Information about the Sarplaninac

The Sarplaninac or Sarplaninec (literal translation: Dog of the Sar Mountains or Sar Mountain Dog, also known as Sharplaninac/Sharplaninec or Yugoslav Shepherd Dog-Sarplanina) is a dog breed of the livestock guardian type originally from Serbia and Macedonia.

The Sarplaninac is a large, strongly built dog. The body is slightly longer than the height at the withers, and the front legs account for approximately 55% of the height. The head is large but proportional to the body, with dark eyes.

The Sarplaninac is a robust, well proportioned dog with plenty of bone, of a size that is well above the average and with a thick, long, rather coarse coat that emphasizes the short coupled appearance. They are about 38-55 kg and 70 to 82 cm. Although much larger dogs do exist which can reach up to 80 kg – most of these “giants” are probably of mixed breed origins and probably not pure.

The coat is dense, about 4 inches (10 cm) in length, and can be rough or smooth.

All Sarplaninac are solid in colour: fawn, iron grey, white or almost black; usually sable or gray with darker “overalls” on the head and back, the undercoat being paler. The colour need not be completely uniform, and most Sarplaninac have several different shades of the same colour fading into one another. There are no bicolours and no uniformly black-coated dogs among purebreds, but odd-coloured specimens do exist. The dogs must not have large white patches in their coat.

The temperament of the breed is described as independent, reliable, protective but not snappy, incorruptible and devoted to its master. The breed is aloof with outsiders, and calm until a threat to the flock presents itself. The breed has a extremely protective nature. In the absence of a flock of sheep, the Sarplaninac will often treat its humans as sheep – herding them away from danger or undesirable areas. They are serene and majestic, gentle with children and smaller dogs. They are also highly intelligent and bred to work without human supervision while guarding the flocks in the high pastures. Young pups can kill small animals until trained not to hunt.

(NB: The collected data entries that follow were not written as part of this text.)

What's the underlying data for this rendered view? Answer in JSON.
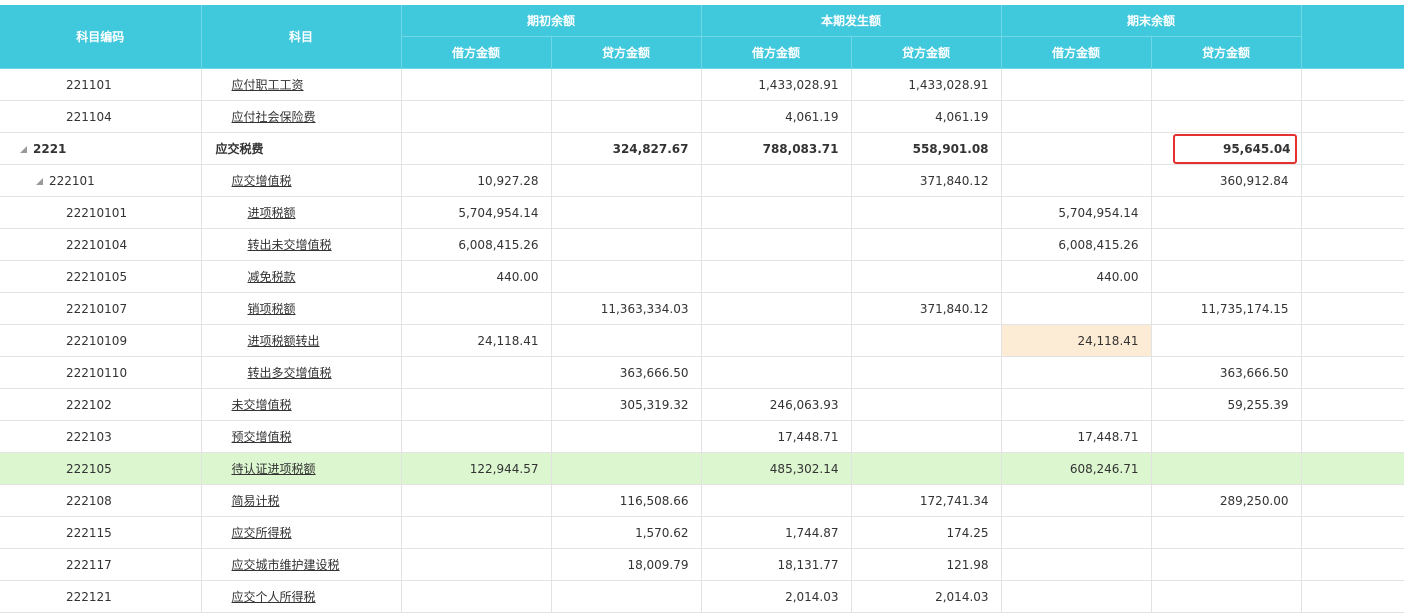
{
  "header": {
    "code": "科目编码",
    "name": "科目",
    "group_opening": "期初余额",
    "group_period": "本期发生额",
    "group_closing": "期末余额",
    "debit": "借方金额",
    "credit": "贷方金额"
  },
  "rows": [
    {
      "code": "221101",
      "name": "应付职工工资",
      "od": "",
      "oc": "",
      "pd": "1,433,028.91",
      "pc": "1,433,028.91",
      "cd": "",
      "cc": ""
    },
    {
      "code": "221104",
      "name": "应付社会保险费",
      "od": "",
      "oc": "",
      "pd": "4,061.19",
      "pc": "4,061.19",
      "cd": "",
      "cc": ""
    },
    {
      "code": "2221",
      "name": "应交税费",
      "od": "",
      "oc": "324,827.67",
      "pd": "788,083.71",
      "pc": "558,901.08",
      "cd": "",
      "cc": "95,645.04"
    },
    {
      "code": "222101",
      "name": "应交增值税",
      "od": "10,927.28",
      "oc": "",
      "pd": "",
      "pc": "371,840.12",
      "cd": "",
      "cc": "360,912.84"
    },
    {
      "code": "22210101",
      "name": "进项税额",
      "od": "5,704,954.14",
      "oc": "",
      "pd": "",
      "pc": "",
      "cd": "5,704,954.14",
      "cc": ""
    },
    {
      "code": "22210104",
      "name": "转出未交增值税",
      "od": "6,008,415.26",
      "oc": "",
      "pd": "",
      "pc": "",
      "cd": "6,008,415.26",
      "cc": ""
    },
    {
      "code": "22210105",
      "name": "减免税款",
      "od": "440.00",
      "oc": "",
      "pd": "",
      "pc": "",
      "cd": "440.00",
      "cc": ""
    },
    {
      "code": "22210107",
      "name": "销项税额",
      "od": "",
      "oc": "11,363,334.03",
      "pd": "",
      "pc": "371,840.12",
      "cd": "",
      "cc": "11,735,174.15"
    },
    {
      "code": "22210109",
      "name": "进项税额转出",
      "od": "24,118.41",
      "oc": "",
      "pd": "",
      "pc": "",
      "cd": "24,118.41",
      "cc": ""
    },
    {
      "code": "22210110",
      "name": "转出多交增值税",
      "od": "",
      "oc": "363,666.50",
      "pd": "",
      "pc": "",
      "cd": "",
      "cc": "363,666.50"
    },
    {
      "code": "222102",
      "name": "未交增值税",
      "od": "",
      "oc": "305,319.32",
      "pd": "246,063.93",
      "pc": "",
      "cd": "",
      "cc": "59,255.39"
    },
    {
      "code": "222103",
      "name": "预交增值税",
      "od": "",
      "oc": "",
      "pd": "17,448.71",
      "pc": "",
      "cd": "17,448.71",
      "cc": ""
    },
    {
      "code": "222105",
      "name": "待认证进项税额",
      "od": "122,944.57",
      "oc": "",
      "pd": "485,302.14",
      "pc": "",
      "cd": "608,246.71",
      "cc": ""
    },
    {
      "code": "222108",
      "name": "简易计税",
      "od": "",
      "oc": "116,508.66",
      "pd": "",
      "pc": "172,741.34",
      "cd": "",
      "cc": "289,250.00"
    },
    {
      "code": "222115",
      "name": "应交所得税",
      "od": "",
      "oc": "1,570.62",
      "pd": "1,744.87",
      "pc": "174.25",
      "cd": "",
      "cc": ""
    },
    {
      "code": "222117",
      "name": "应交城市维护建设税",
      "od": "",
      "oc": "18,009.79",
      "pd": "18,131.77",
      "pc": "121.98",
      "cd": "",
      "cc": ""
    },
    {
      "code": "222121",
      "name": "应交个人所得税",
      "od": "",
      "oc": "",
      "pd": "2,014.03",
      "pc": "2,014.03",
      "cd": "",
      "cc": ""
    }
  ],
  "row_level": [
    1,
    1,
    0,
    1,
    2,
    2,
    2,
    2,
    2,
    2,
    1,
    1,
    1,
    1,
    1,
    1,
    1
  ],
  "expanded_nodes": [
    "2221",
    "222101"
  ],
  "highlighted_row": "222105",
  "highlighted_cell": "22210109 期末借方",
  "boxed_cell": "2221 期末贷方",
  "colors": {
    "header": "#40c8dc",
    "row_highlight": "#dcf6d0",
    "cell_highlight": "#fdecd5",
    "box": "#e53030"
  }
}
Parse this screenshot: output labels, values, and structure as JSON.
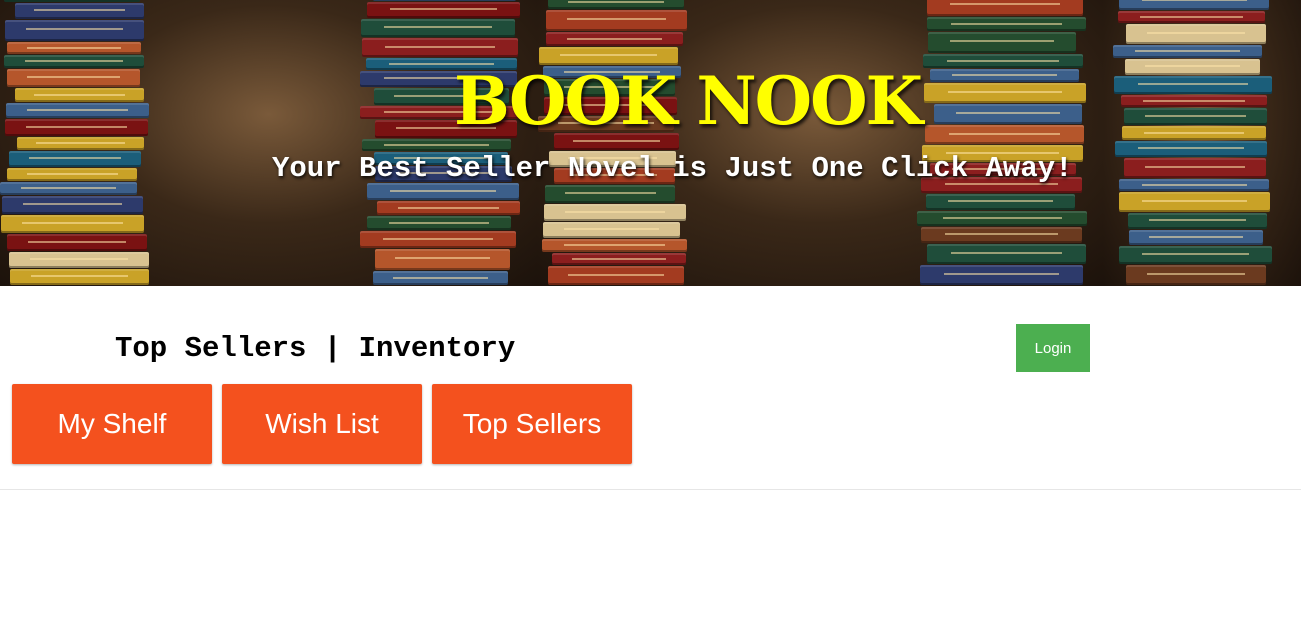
{
  "hero": {
    "title": "BOOK NOOK",
    "tagline": "Your Best Seller Novel is Just One Click Away!"
  },
  "nav": {
    "heading": "Top Sellers | Inventory"
  },
  "login": {
    "label": "Login"
  },
  "tabs": [
    {
      "label": "My Shelf"
    },
    {
      "label": "Wish List"
    },
    {
      "label": "Top Sellers"
    }
  ],
  "colors": {
    "title": "#ffff00",
    "login": "#4caf50",
    "tab": "#f4511e"
  }
}
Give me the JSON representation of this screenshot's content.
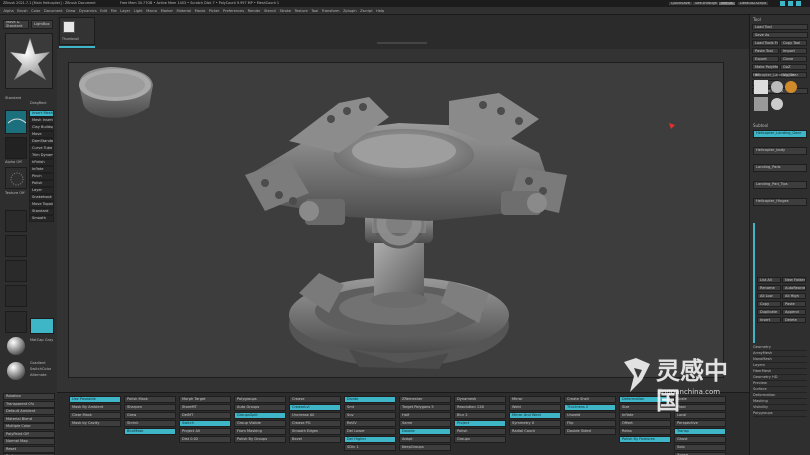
{
  "titlebar": {
    "app_title": "ZBrush 2021.7.1 [Main Helicopter] : ZBrush Document",
    "info": "Free Mem 30.77GB • Active Mem 1403 • Scratch Disk 7 • PolyCount 9.997 MP • MeshCount 1",
    "quicksave": "QuickSave",
    "see_through": "See-through 0",
    "menus_btn": "Menus",
    "default_script": "DefaultZScript"
  },
  "menubar": {
    "items": [
      "Alpha",
      "Brush",
      "Color",
      "Document",
      "Draw",
      "Dynamics",
      "Edit",
      "File",
      "Layer",
      "Light",
      "Macro",
      "Marker",
      "Material",
      "Movie",
      "Picker",
      "Preferences",
      "Render",
      "Stencil",
      "Stroke",
      "Texture",
      "Tool",
      "Transform",
      "Zplugin",
      "Zscript",
      "Help"
    ]
  },
  "left": {
    "brush_label": "Move & Standard",
    "lightbox": "LightBox",
    "brush_name": "Standard",
    "stroke_label": "DragRect",
    "alpha_label": "Alpha Off",
    "texture_label": "Texture Off",
    "material_label": "MatCap Gray",
    "menu_items": [
      "Insert Mesh",
      "Mesh Insert Dot",
      "Clay Buildup",
      "Move",
      "DamStandard",
      "Curve Tube",
      "Trim Dynamic",
      "hPolish",
      "Inflate",
      "Pinch",
      "Polish",
      "Layer",
      "Snakehook",
      "Move Topological",
      "Standard",
      "Smooth"
    ],
    "gradient_label": "Gradient",
    "switch_color": "SwitchColor",
    "alternate": "Alternate",
    "bottom_items": [
      "Rotation",
      "Transparent 0%",
      "Default Ambient",
      "Material Blend",
      "Multiple Color",
      "PolyPaint Off",
      "Normal Map",
      "Reset",
      "Preferences"
    ]
  },
  "top_shelf": {
    "projection_label": "Projection Master",
    "lightbox_label": "LightBox",
    "thumbnail_label": "Thumbnail"
  },
  "canvas": {
    "note": ""
  },
  "right": {
    "header": "Tool",
    "buttons": [
      "Load Tool",
      "Save As",
      "Load Tools From Project",
      "Copy Tool",
      "Paste Tool",
      "Import",
      "Export",
      "Clone",
      "Make PolyMesh3D",
      "GoZ",
      "All",
      "Visible",
      "R",
      "Lightbox › Tools"
    ],
    "tool_name": "Helicopter_Landing_Gear",
    "subtool_header": "Subtool",
    "subtools": [
      "Helicopter_Landing_Gear",
      "Helicopter_body",
      "Landing_Pads",
      "Landing_Pad_Tips",
      "Helicopter_Hinges"
    ],
    "lower_buttons": [
      "List All",
      "New Folder",
      "Rename",
      "AutoReorder",
      "All Low",
      "All High",
      "Copy",
      "Paste",
      "Duplicate",
      "Append",
      "Insert",
      "Delete",
      "Del Other",
      "Del All",
      "Split",
      "Merge",
      "Boolean",
      "Align",
      "Distribute",
      "Remesh",
      "Project",
      "Extract"
    ],
    "sections": [
      "Geometry",
      "ArrayMesh",
      "NanoMesh",
      "Layers",
      "FiberMesh",
      "Geometry HD",
      "Preview",
      "Surface",
      "Deformation",
      "Masking",
      "Visibility",
      "Polygroups",
      "Contact",
      "Morph Target",
      "Polypaint",
      "UV Map",
      "Texture Map",
      "Displacement Map",
      "Normal Map",
      "Vector Displacement Map",
      "Display Properties",
      "Unified Skin",
      "Initialize",
      "Import",
      "Export"
    ]
  },
  "bottom": {
    "col1": [
      "Use Poseable",
      "Mask By Ambient",
      "Clear Mask",
      "Mask by Cavity"
    ],
    "col2": [
      "Polish Mask",
      "Sharpen",
      "Grow",
      "Shrink",
      "BlurMask"
    ],
    "col3": [
      "Morph Target",
      "StoreMT",
      "DelMT",
      "Switch",
      "Project All",
      "Dist 0.02"
    ],
    "col4": [
      "Polygroups",
      "Auto Groups",
      "GroupsSplit",
      "Group Visible",
      "From Masking",
      "Polish By Groups"
    ],
    "col5": [
      "Crease",
      "CreaseLvl",
      "Uncrease All",
      "Crease PG",
      "Smooth Edges",
      "Bevel"
    ],
    "col6": [
      "Divide",
      "Smt",
      "Suv",
      "ReUV",
      "Del Lower",
      "Del Higher",
      "SDiv 1"
    ],
    "col7": [
      "ZRemesher",
      "Target Polygons 5",
      "Half",
      "Same",
      "Double",
      "Adapt",
      "KeepGroups"
    ],
    "col8": [
      "Dynamesh",
      "Resolution 128",
      "Blur 2",
      "Project",
      "Polish",
      "Groups"
    ],
    "col9": [
      "Mirror",
      "Weld",
      "Mirror And Weld",
      "Symmetry X",
      "Radial Count"
    ],
    "col10": [
      "Create Shell",
      "Thickness 2",
      "Unweld",
      "Flip",
      "Double Sided"
    ],
    "col11": [
      "Deformation",
      "Size",
      "Inflate",
      "Offset",
      "Relax",
      "Polish By Features"
    ],
    "col12": [
      "Scale",
      "Floor",
      "Local",
      "Perspective",
      "Transp",
      "Ghost",
      "Solo",
      "Xpose"
    ]
  },
  "icons": {
    "brush_star": "star-brush-icon",
    "material_sphere": "material-sphere-icon",
    "watermark_logo": "lingganchina-logo-icon"
  },
  "watermark": {
    "cn": "灵感中国",
    "url": "lingganchina.com"
  },
  "colors": {
    "accent": "#3fb5c8",
    "bg": "#2a2a2a",
    "canvas": "#3d3d3d",
    "cursor": "#e03030"
  }
}
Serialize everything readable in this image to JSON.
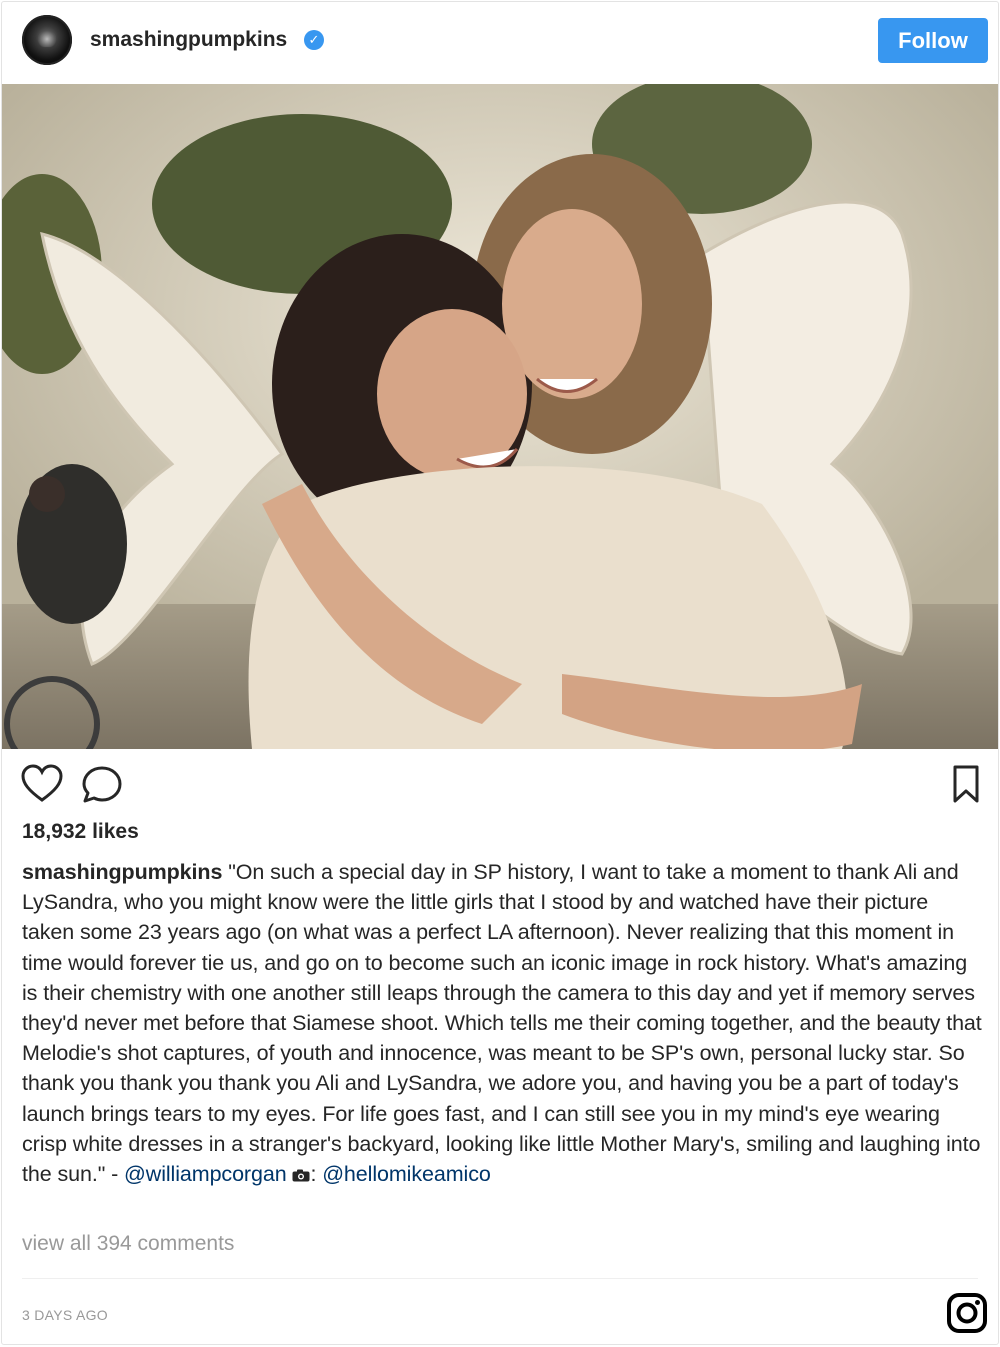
{
  "header": {
    "username": "smashingpumpkins",
    "verified_icon": "verified-badge-icon",
    "follow_label": "Follow",
    "accent": "#3897f0"
  },
  "post": {
    "photo_description_icon": "post-photo",
    "likes": "18,932 likes",
    "caption_user": "smashingpumpkins",
    "caption_text": "\"On such a special day in SP history, I want to take a moment to thank Ali and LySandra, who you might know were the little girls that I stood by and watched have their picture taken some 23 years ago (on what was a perfect LA afternoon). Never realizing that this moment in time would forever tie us, and go on to become such an iconic image in rock history. What's amazing is their chemistry with one another still leaps through the camera to this day and yet if memory serves they'd never met before that Siamese shoot. Which tells me their coming together, and the beauty that Melodie's shot captures, of youth and innocence, was meant to be SP's own, personal lucky star. So thank you thank you thank you Ali and LySandra, we adore you, and having you be a part of today's launch brings tears to my eyes. For life goes fast, and I can still see you in my mind's eye wearing crisp white dresses in a stranger's backyard, looking like little Mother Mary's, smiling and laughing into the sun.\" - ",
    "mention_1": "@williampcorgan",
    "camera_suffix": ": ",
    "mention_2": "@hellomikeamico",
    "view_comments": "view all 394 comments",
    "timestamp": "3 DAYS AGO"
  },
  "icons": {
    "like": "heart-icon",
    "comment": "comment-icon",
    "save": "bookmark-icon",
    "camera": "camera-icon",
    "brand": "instagram-icon"
  }
}
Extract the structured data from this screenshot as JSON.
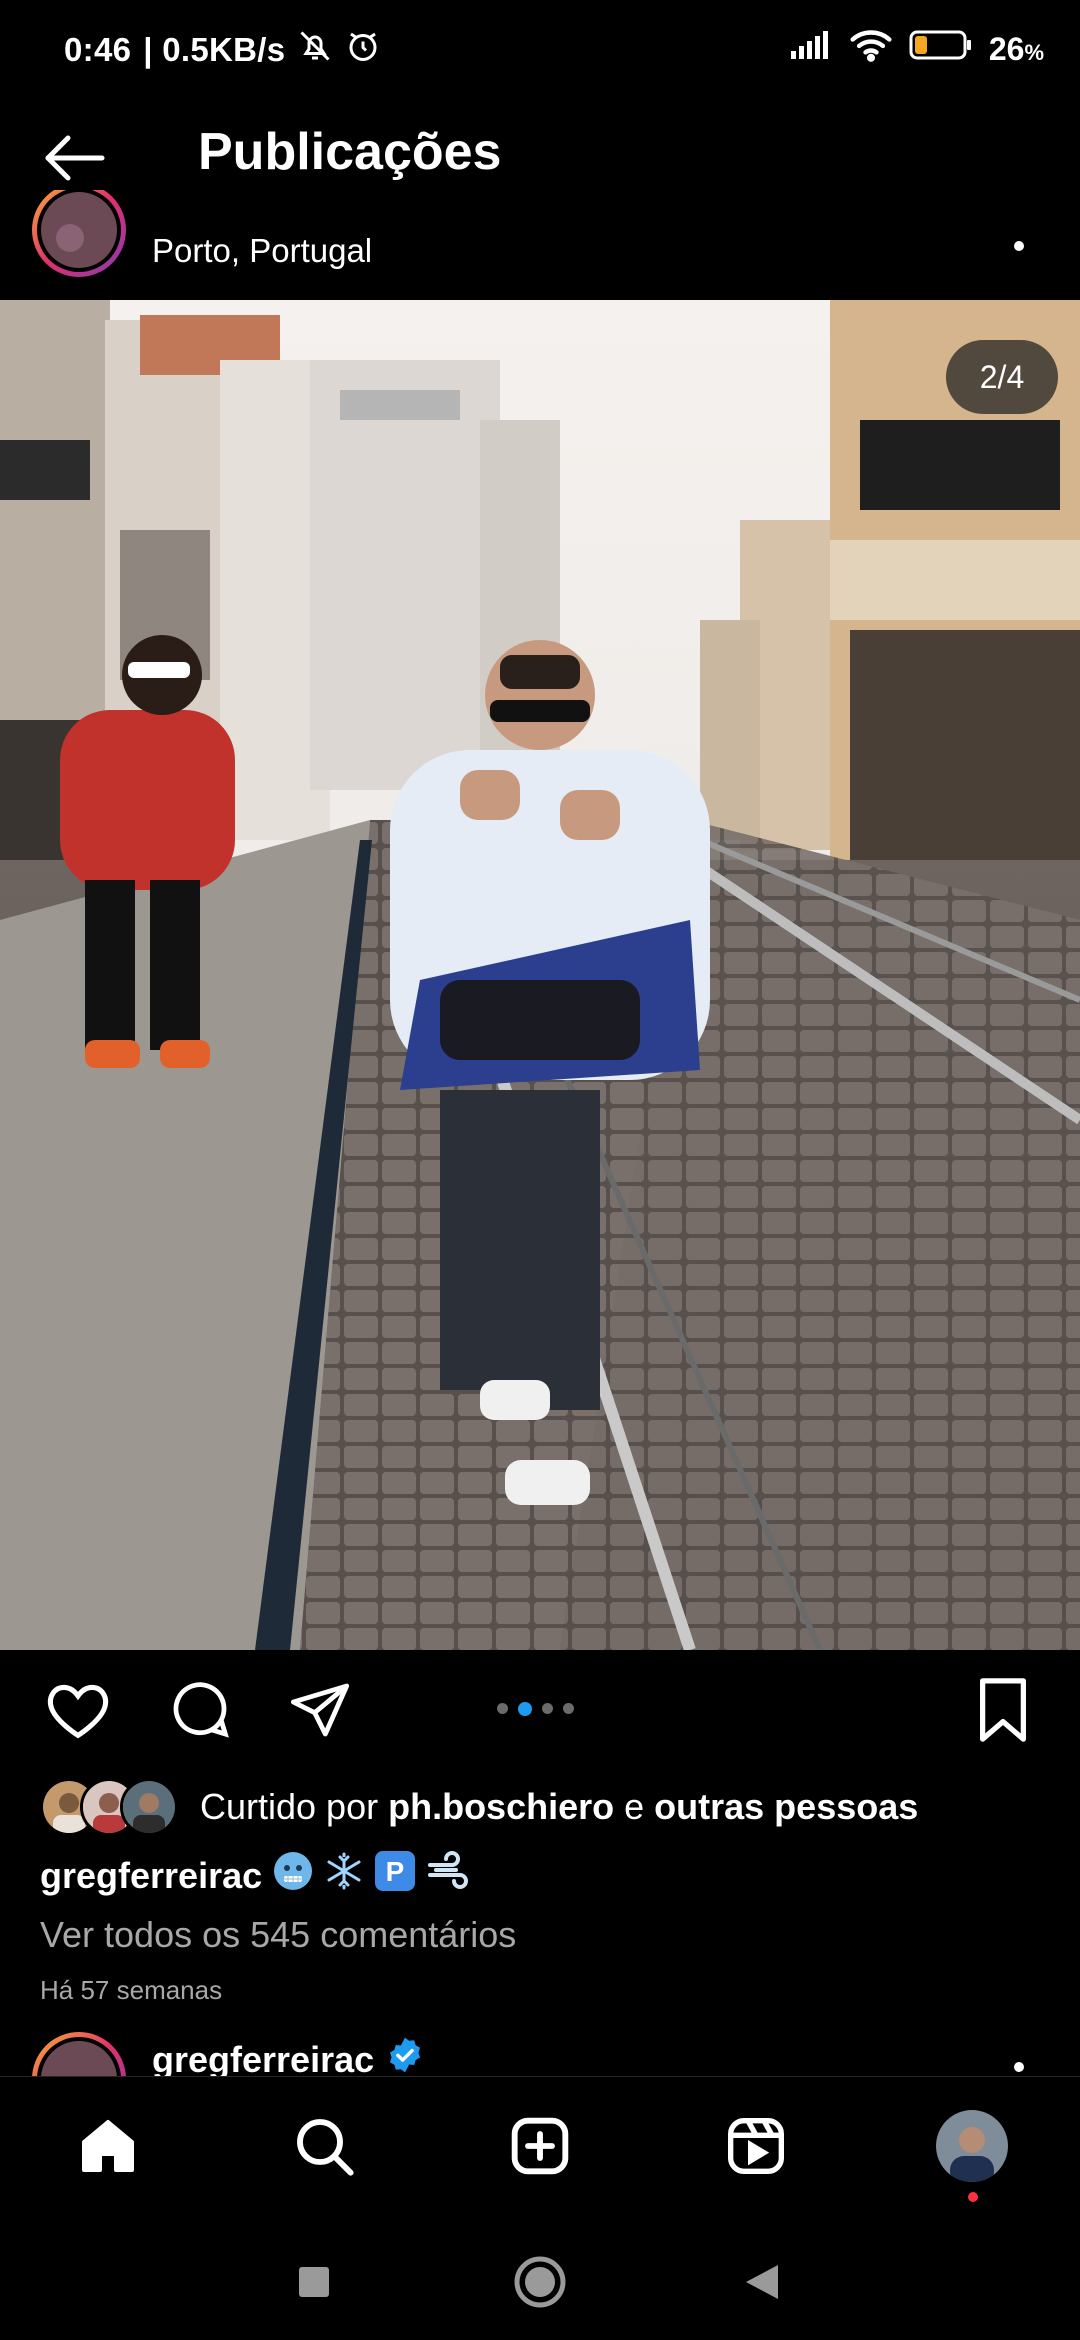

Like many of its cousin Mountain dogs, the Sarplaninac is a very serious and dedicated guard dog. Due to this, they are naturally suspicious of strangers and will need good socializing at a young age to lessen this innate personality trait. They are calm and gentle with their family but when faced with danger they become a formidable foe, not a suitable breed for all. Consistent and firm training is essential to ensure compliance.

The Sarplaninac (Yugoslav Shepherd) is a reserved and intuitive breed, stubborn and undemonstrative, but properly trained and handled with authority, it excels at a variety of tasks. Dog-aggression and wariness of strangers are common traits of the Sarplaninac, which is why early socialization is of utmost importance. Heavily-boned and muscular, the dog has a full top-coat, with an abundant dense undercoat, making it weatherproof and suited for an outside life.

The Sarplaninac has been known to fight or chase off a wolf, lynx and even Balkan bears. The breed can also work cattle and serve as a guard dog. They were first used as military dogs in 1928 by the army of the Kingdom of Serbs, Croats and Slovenes and later under Josip Broz Tito in the Socialist Federative Republic of Yugoslavia. Today it’s used by Military of Serbia as guard dog in mountain regions. Since 1975, successful exports have been carried out to the United States and Canada to control coyotes, and is now gaining recognition as a hard-working, able flock guard in those countries.

Its origin is not clear; it is believed that their ancestors were the ancient Molosser dogs of Greece and the livestock guarding dogs of Turkey. The breed was initially recognized by the Fédération Cynologique Internationale (FCI) in 1939 as the Illyrian Shepherd Dog, after the Ancient name of the region. In 1957, at the request of the Yugoslav Canine Federation (JKS), the FCI changed the name to Yugoslav Shepherd Dog-Sarplaninac, after the Sar Mountains (Sar Planina in South Slavic languages) where the breed is most common.